Mortgages losses to exceed stress tests
In Mar 2011, the Irish Central Bank commissioned Blackrock International to conduct a comprehensive stress test of the Irish-covered banks.
According to the adverse case scenario — based on 59% peak-to-trough fall in house prices and unemployment reaching 16% — mortgage losses would reach €9bn.
Davy forecasts that eventual mortgage losses will exceed the adverse case scenario and post total losses of between €10bn-€11.5bn on the basis that peak-to-trough falls in house prices will reach up to 65%.
“That said, these additional losses are manageable given the excess capital left over from the banks’ deleveraging requirements, with just €1bn used of the €9.5bn injected to meet discounts as banks sold non-core assets.

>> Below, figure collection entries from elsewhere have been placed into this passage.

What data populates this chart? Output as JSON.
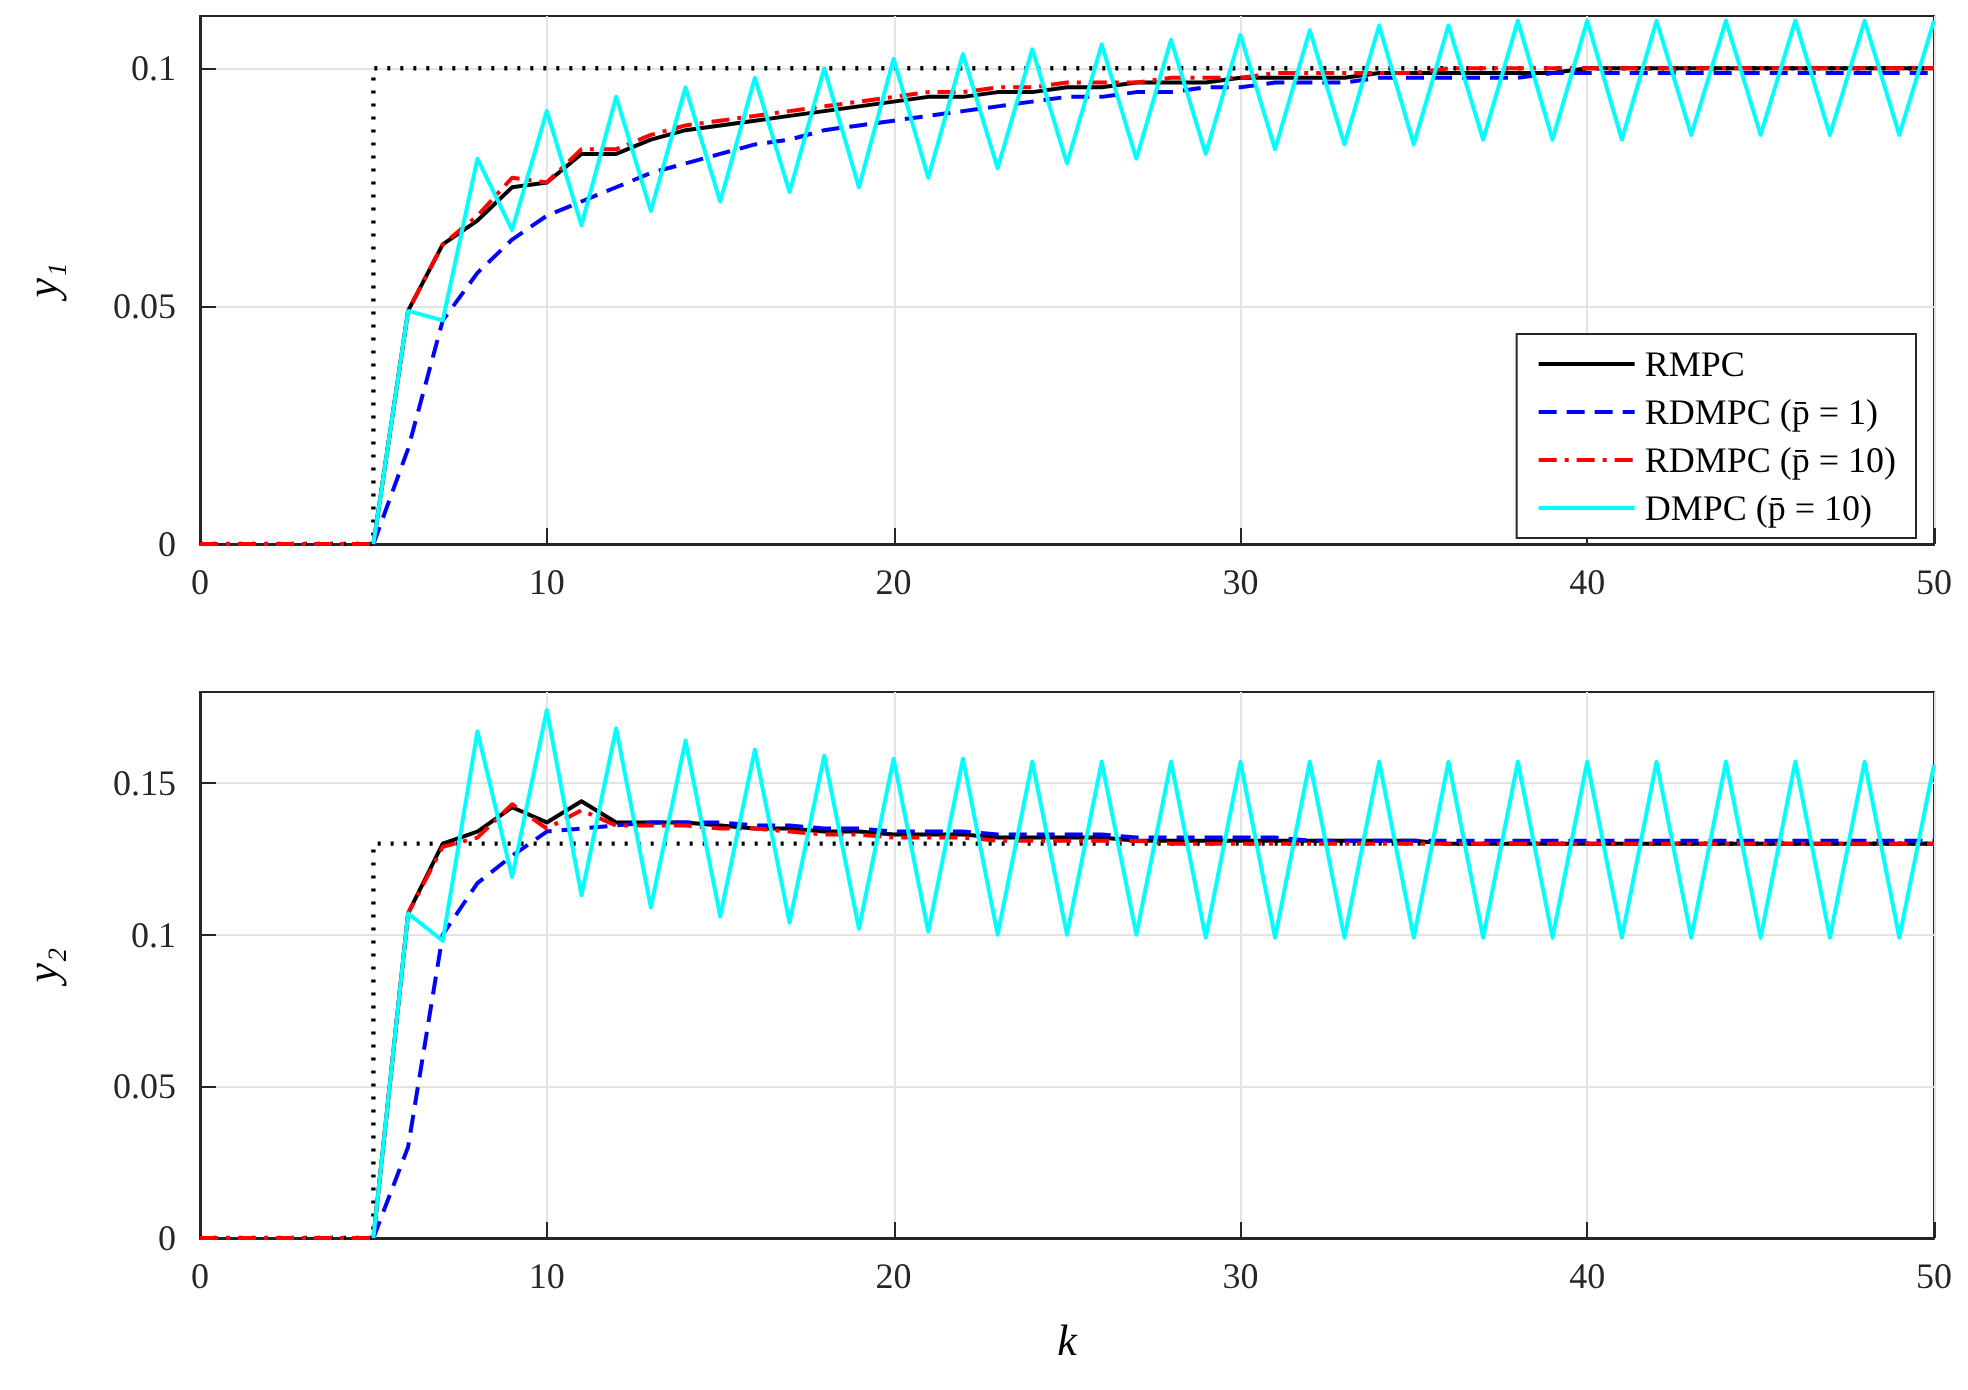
{
  "chart_data": [
    {
      "type": "line",
      "ylabel": "y₁",
      "xlim": [
        0,
        50
      ],
      "xticks": [
        0,
        10,
        20,
        30,
        40,
        50
      ],
      "ylim": [
        0,
        0.111
      ],
      "yticks": [
        0,
        0.05,
        0.1
      ],
      "grid": true,
      "legend": "bottom right",
      "marker": "none",
      "x": [
        0,
        1,
        2,
        3,
        4,
        5,
        6,
        7,
        8,
        9,
        10,
        11,
        12,
        13,
        14,
        15,
        16,
        17,
        18,
        19,
        20,
        21,
        22,
        23,
        24,
        25,
        26,
        27,
        28,
        29,
        30,
        31,
        32,
        33,
        34,
        35,
        36,
        37,
        38,
        39,
        40,
        41,
        42,
        43,
        44,
        45,
        46,
        47,
        48,
        49,
        50
      ],
      "series": [
        {
          "x": [
            0,
            5,
            5,
            50
          ],
          "values": [
            0,
            0,
            0.1,
            0.1
          ],
          "color": "#000000",
          "line_style": "dotted"
        },
        {
          "name": "RMPC",
          "color": "#000000",
          "line_style": "solid",
          "values": [
            null,
            null,
            null,
            null,
            null,
            0,
            0.049,
            0.063,
            0.068,
            0.075,
            0.076,
            0.082,
            0.082,
            0.085,
            0.087,
            0.088,
            0.089,
            0.09,
            0.091,
            0.092,
            0.093,
            0.094,
            0.094,
            0.095,
            0.095,
            0.096,
            0.096,
            0.097,
            0.097,
            0.097,
            0.098,
            0.098,
            0.098,
            0.098,
            0.099,
            0.099,
            0.099,
            0.099,
            0.099,
            0.099,
            0.1,
            0.1,
            0.1,
            0.1,
            0.1,
            0.1,
            0.1,
            0.1,
            0.1,
            0.1,
            0.1
          ]
        },
        {
          "name": "RDMPC (p̄ = 1)",
          "color": "#0000ff",
          "line_style": "dashed",
          "values": [
            null,
            null,
            null,
            null,
            null,
            0,
            0.02,
            0.047,
            0.057,
            0.064,
            0.069,
            0.072,
            0.075,
            0.078,
            0.08,
            0.082,
            0.084,
            0.085,
            0.087,
            0.088,
            0.089,
            0.09,
            0.091,
            0.092,
            0.093,
            0.094,
            0.094,
            0.095,
            0.095,
            0.096,
            0.096,
            0.097,
            0.097,
            0.097,
            0.098,
            0.098,
            0.098,
            0.098,
            0.098,
            0.099,
            0.099,
            0.099,
            0.099,
            0.099,
            0.099,
            0.099,
            0.099,
            0.099,
            0.099,
            0.099,
            0.099
          ]
        },
        {
          "name": "RDMPC (p̄ = 10)",
          "color": "#ff0000",
          "line_style": "dashdot",
          "values": [
            0,
            0,
            0,
            0,
            0,
            0,
            0.049,
            0.063,
            0.069,
            0.077,
            0.076,
            0.083,
            0.083,
            0.086,
            0.088,
            0.089,
            0.09,
            0.091,
            0.092,
            0.093,
            0.094,
            0.095,
            0.095,
            0.096,
            0.096,
            0.097,
            0.097,
            0.097,
            0.098,
            0.098,
            0.098,
            0.099,
            0.099,
            0.099,
            0.099,
            0.099,
            0.1,
            0.1,
            0.1,
            0.1,
            0.1,
            0.1,
            0.1,
            0.1,
            0.1,
            0.1,
            0.1,
            0.1,
            0.1,
            0.1,
            0.1
          ]
        },
        {
          "name": "DMPC (p̄ = 10)",
          "color": "#00ffff",
          "line_style": "solid",
          "values": [
            null,
            null,
            null,
            null,
            null,
            0,
            0.049,
            0.047,
            0.081,
            0.066,
            0.091,
            0.067,
            0.094,
            0.07,
            0.096,
            0.072,
            0.098,
            0.074,
            0.1,
            0.075,
            0.102,
            0.077,
            0.103,
            0.079,
            0.104,
            0.08,
            0.105,
            0.081,
            0.106,
            0.082,
            0.107,
            0.083,
            0.108,
            0.084,
            0.109,
            0.084,
            0.109,
            0.085,
            0.11,
            0.085,
            0.11,
            0.085,
            0.11,
            0.086,
            0.11,
            0.086,
            0.11,
            0.086,
            0.11,
            0.086,
            0.11
          ]
        }
      ]
    },
    {
      "type": "line",
      "xlabel": "k",
      "ylabel": "y₂",
      "xlim": [
        0,
        50
      ],
      "xticks": [
        0,
        10,
        20,
        30,
        40,
        50
      ],
      "ylim": [
        0,
        0.18
      ],
      "yticks": [
        0,
        0.05,
        0.1,
        0.15
      ],
      "grid": true,
      "marker": "none",
      "x": [
        0,
        1,
        2,
        3,
        4,
        5,
        6,
        7,
        8,
        9,
        10,
        11,
        12,
        13,
        14,
        15,
        16,
        17,
        18,
        19,
        20,
        21,
        22,
        23,
        24,
        25,
        26,
        27,
        28,
        29,
        30,
        31,
        32,
        33,
        34,
        35,
        36,
        37,
        38,
        39,
        40,
        41,
        42,
        43,
        44,
        45,
        46,
        47,
        48,
        49,
        50
      ],
      "series": [
        {
          "x": [
            0,
            5,
            5,
            50
          ],
          "values": [
            0,
            0,
            0.13,
            0.13
          ],
          "color": "#000000",
          "line_style": "dotted"
        },
        {
          "color": "#000000",
          "line_style": "solid",
          "values": [
            null,
            null,
            null,
            null,
            null,
            0,
            0.107,
            0.13,
            0.134,
            0.142,
            0.137,
            0.144,
            0.137,
            0.137,
            0.137,
            0.136,
            0.135,
            0.135,
            0.134,
            0.134,
            0.133,
            0.133,
            0.133,
            0.132,
            0.132,
            0.132,
            0.132,
            0.131,
            0.131,
            0.131,
            0.131,
            0.131,
            0.131,
            0.131,
            0.131,
            0.131,
            0.13,
            0.13,
            0.13,
            0.13,
            0.13,
            0.13,
            0.13,
            0.13,
            0.13,
            0.13,
            0.13,
            0.13,
            0.13,
            0.13,
            0.13
          ]
        },
        {
          "color": "#0000ff",
          "line_style": "dashed",
          "values": [
            null,
            null,
            null,
            null,
            null,
            0,
            0.03,
            0.1,
            0.117,
            0.126,
            0.134,
            0.135,
            0.136,
            0.137,
            0.137,
            0.137,
            0.136,
            0.136,
            0.135,
            0.135,
            0.134,
            0.134,
            0.134,
            0.133,
            0.133,
            0.133,
            0.133,
            0.132,
            0.132,
            0.132,
            0.132,
            0.132,
            0.131,
            0.131,
            0.131,
            0.131,
            0.131,
            0.131,
            0.131,
            0.131,
            0.131,
            0.131,
            0.131,
            0.131,
            0.131,
            0.131,
            0.131,
            0.131,
            0.131,
            0.131,
            0.131
          ]
        },
        {
          "color": "#ff0000",
          "line_style": "dashdot",
          "values": [
            0,
            0,
            0,
            0,
            0,
            0,
            0.107,
            0.129,
            0.132,
            0.143,
            0.135,
            0.141,
            0.136,
            0.136,
            0.136,
            0.135,
            0.135,
            0.134,
            0.133,
            0.133,
            0.132,
            0.132,
            0.132,
            0.131,
            0.131,
            0.131,
            0.131,
            0.131,
            0.13,
            0.13,
            0.13,
            0.13,
            0.13,
            0.13,
            0.13,
            0.13,
            0.13,
            0.13,
            0.13,
            0.13,
            0.13,
            0.13,
            0.13,
            0.13,
            0.13,
            0.13,
            0.13,
            0.13,
            0.13,
            0.13,
            0.13
          ]
        },
        {
          "color": "#00ffff",
          "line_style": "solid",
          "values": [
            null,
            null,
            null,
            null,
            null,
            0,
            0.107,
            0.098,
            0.167,
            0.119,
            0.174,
            0.113,
            0.168,
            0.109,
            0.164,
            0.106,
            0.161,
            0.104,
            0.159,
            0.102,
            0.158,
            0.101,
            0.158,
            0.1,
            0.157,
            0.1,
            0.157,
            0.1,
            0.157,
            0.099,
            0.157,
            0.099,
            0.157,
            0.099,
            0.157,
            0.099,
            0.157,
            0.099,
            0.157,
            0.099,
            0.157,
            0.099,
            0.157,
            0.099,
            0.157,
            0.099,
            0.157,
            0.099,
            0.157,
            0.099,
            0.156
          ]
        }
      ]
    }
  ]
}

However, risks to our view are a greater incidence of tactical arrears, bankruptcy or buy-to-let liquidations that drive down property prices,” the report said.
The future health of the banks depends on how they deal with the mounting arrears problem over the short term. Irish banks may be well capitalised, but if the markets believe that they are holding large mortgage losses on their balance sheets, then the banks will not be able to secure future funding, the report said.

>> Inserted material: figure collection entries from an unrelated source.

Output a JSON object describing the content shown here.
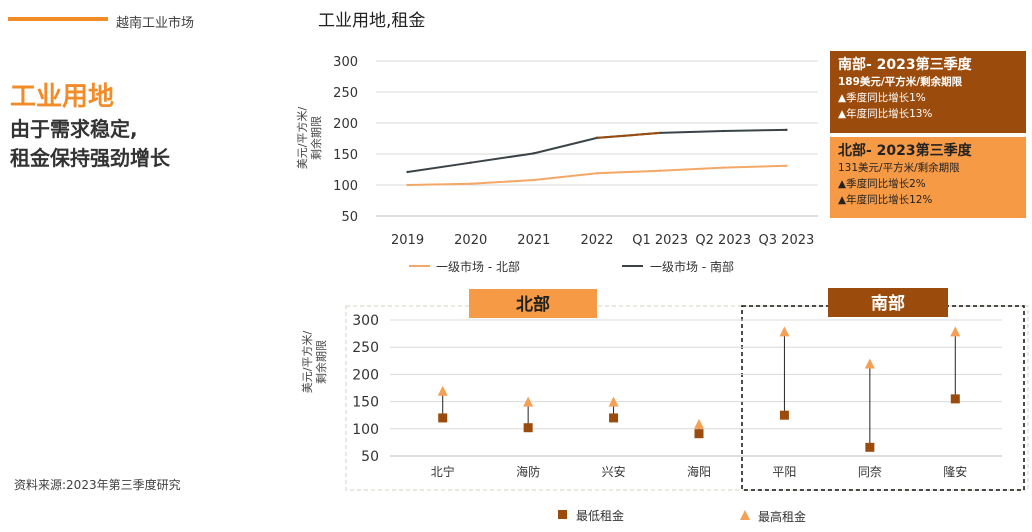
{
  "header": {
    "title": "越南工业市场"
  },
  "left": {
    "section_title": "工业用地",
    "headline_line1": "由于需求稳定,",
    "headline_line2": "租金保持强劲增长",
    "source": "资料来源:2023年第三季度研究"
  },
  "colors": {
    "accent": "#f28c28",
    "south_dark": "#9b4c0c",
    "north_light": "#f79a46",
    "line_south": "#3a4448",
    "line_north": "#f4a867",
    "marker_min": "#9b4c0c",
    "marker_max": "#f5a055"
  },
  "callouts": {
    "south": {
      "title": "南部- 2023第三季度",
      "rent": "189美元/平方米/剩余期限",
      "qoq": "▲季度同比增长1%",
      "yoy": "▲年度同比增长13%"
    },
    "north": {
      "title": "北部- 2023第三季度",
      "rent": "131美元/平方米/剩余期限",
      "qoq": "▲季度同比增长2%",
      "yoy": "▲年度同比增长12%"
    }
  },
  "chart_data": [
    {
      "type": "line",
      "title": "工业用地,租金",
      "ylabel": "美元/平方米/剩余期限",
      "ylim": [
        50,
        300
      ],
      "yticks": [
        50,
        100,
        150,
        200,
        250,
        300
      ],
      "grid": true,
      "legend_position": "bottom",
      "x": [
        "2019",
        "2020",
        "2021",
        "2022",
        "Q1 2023",
        "Q2 2023",
        "Q3 2023"
      ],
      "series": [
        {
          "name": "一级市场 - 北部",
          "values": [
            100,
            102,
            108,
            119,
            123,
            128,
            131
          ]
        },
        {
          "name": "一级市场 - 南部",
          "values": [
            121,
            136,
            151,
            176,
            184,
            187,
            189
          ]
        }
      ]
    },
    {
      "type": "scatter",
      "ylabel": "美元/平方米/剩余期限",
      "ylim": [
        50,
        300
      ],
      "yticks": [
        50,
        100,
        150,
        200,
        250,
        300
      ],
      "grid": true,
      "legend_position": "bottom",
      "groups": [
        {
          "label": "北部",
          "categories": [
            "北宁",
            "海防",
            "兴安",
            "海阳"
          ]
        },
        {
          "label": "南部",
          "categories": [
            "平阳",
            "同奈",
            "隆安"
          ]
        }
      ],
      "categories": [
        "北宁",
        "海防",
        "兴安",
        "海阳",
        "平阳",
        "同奈",
        "隆安"
      ],
      "series": [
        {
          "name": "最低租金",
          "values": [
            120,
            102,
            120,
            91,
            125,
            66,
            155
          ]
        },
        {
          "name": "最高租金",
          "values": [
            170,
            150,
            150,
            109,
            279,
            220,
            279
          ]
        }
      ]
    }
  ]
}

At the end of March this year, there were a total of 78,000 residential mortgage holders or 10.2% of all mortgage holders, in arrears of 90 days or more. A quarter of all buy-to-let mortgages are now in arrears. Davy forecasts that arrears on owner-occupier mortgages will increase from 13.4% of overall value to peak at 16.5% in 2013.
Arrears on buy-to-let mortgages are forecast to peak at 38.4% of overall value in 2013 because many of these mortgages originated in 2007 and were interest-only repayments for the first five years. Principle payments kick in this year.

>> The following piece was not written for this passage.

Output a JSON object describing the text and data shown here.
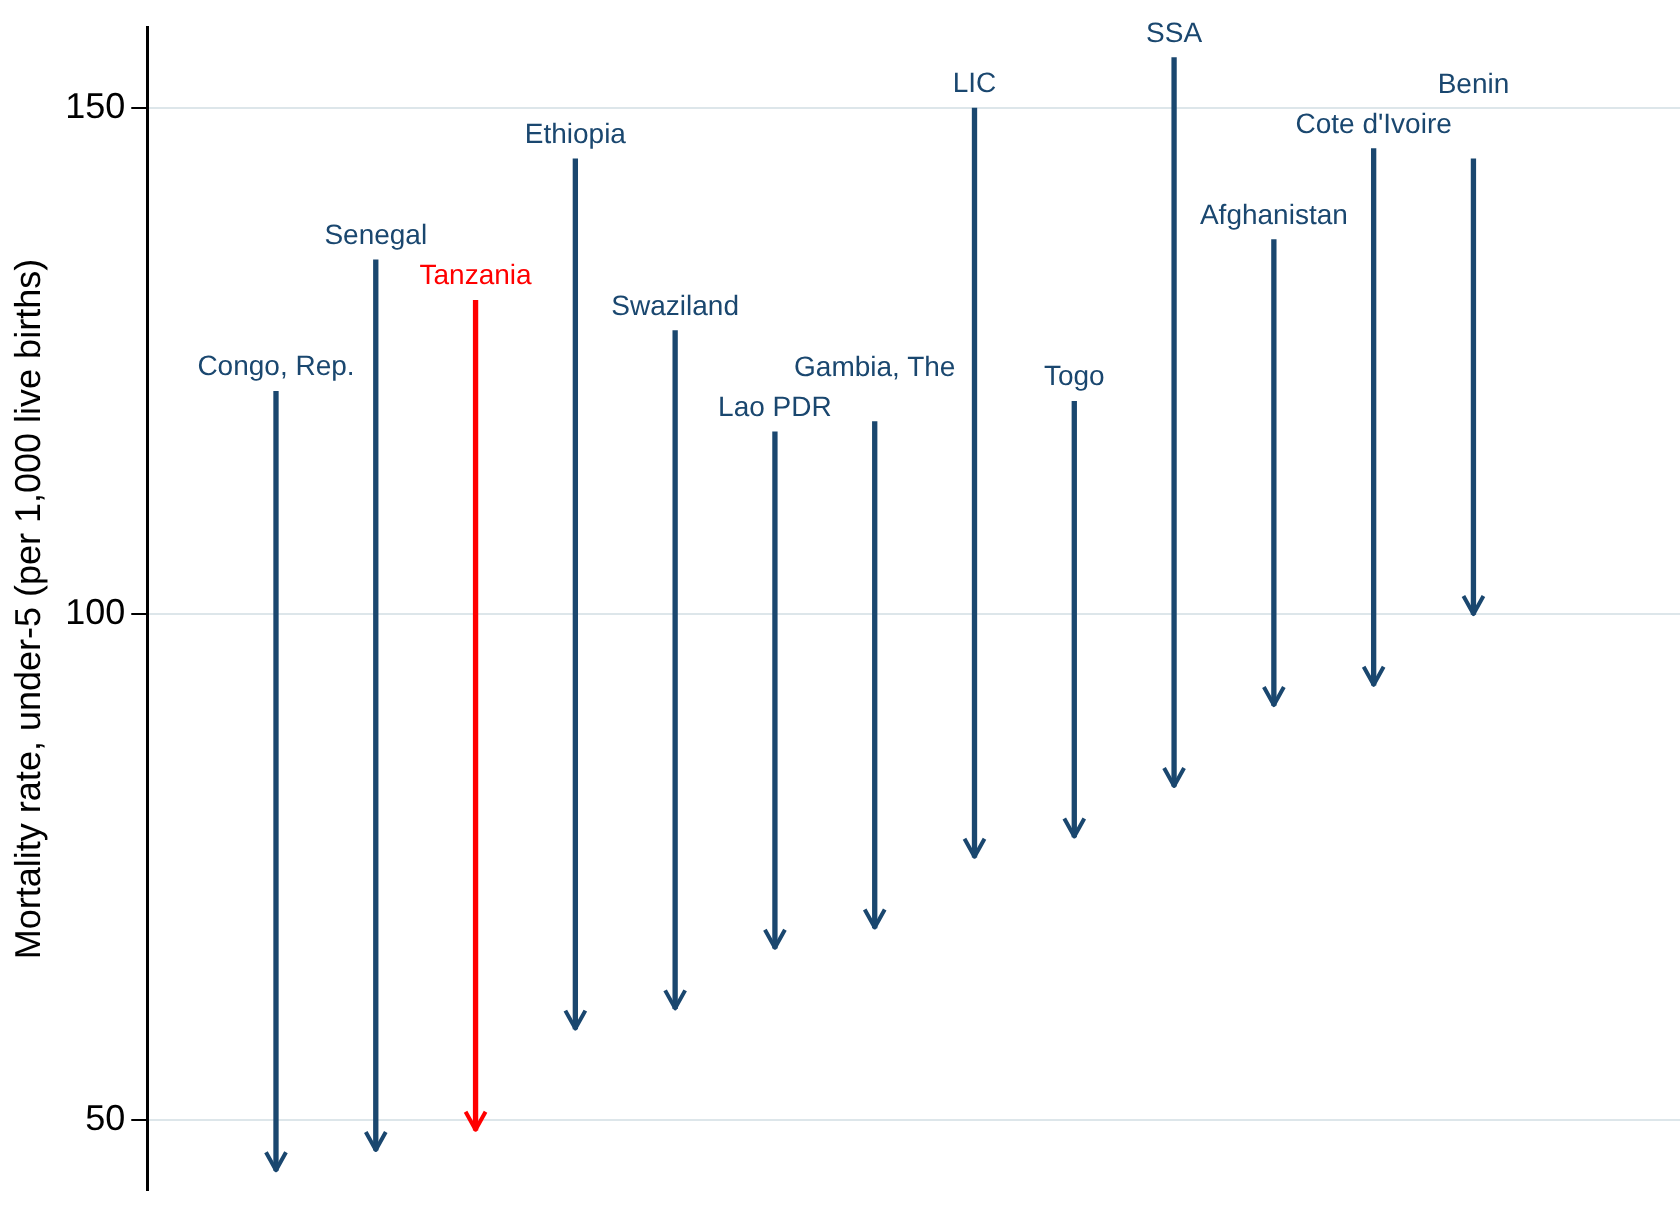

So far, measures taken by the banks to deal with arrears have had very had very limited success, the report notes. Close to half of all restructured loans remain in arrears of over 90 days.
Banks are now “piloting” new forbearance measures, including split mortgages, trade-downs and voluntary sales, which fall well short of principle forbearance, and consequently their ability to improve loan performance will be limited. Moreover, the proposed personal insolvency arrangement also falls short of debt forgiveness.
“The key issue remains whether credible long-term solutions to non-performing loans will be delivered or if both the personal insolvency arrangement and the banks’ forbearance measures merely delay and tie up debtors in unsustainable loans.”
The report’s authors argue that, in view of the level of mortgage arrears among the Irish banks, there has been an extremely low level of debt writedowns and repossessions. But regardless of which forbearance measures are adopted by the banks, the level of repossessions are set to increase. Because of the personal insolvency arrangement legislation, the amount of residential homes repossessed will be limited, but there will be an increased rate of repossessions in the buy-to-let market.
But banks will not be able to liquidate the entire portfolio of buy-to-let houses because planned new mortgage lending by AIB and Bank of Ireland would not be able to absorb the stock of houses coming on the market without further sharp house price falls.
But overall, banks need credible long-term solutions to mortgage arrears difficulties and not to adopt measures that will delay loss recognition and protect capital ratios in the short term.
“Visible solutions to unsustainable loans, which will result in lower capital ratios, are needed in our view.”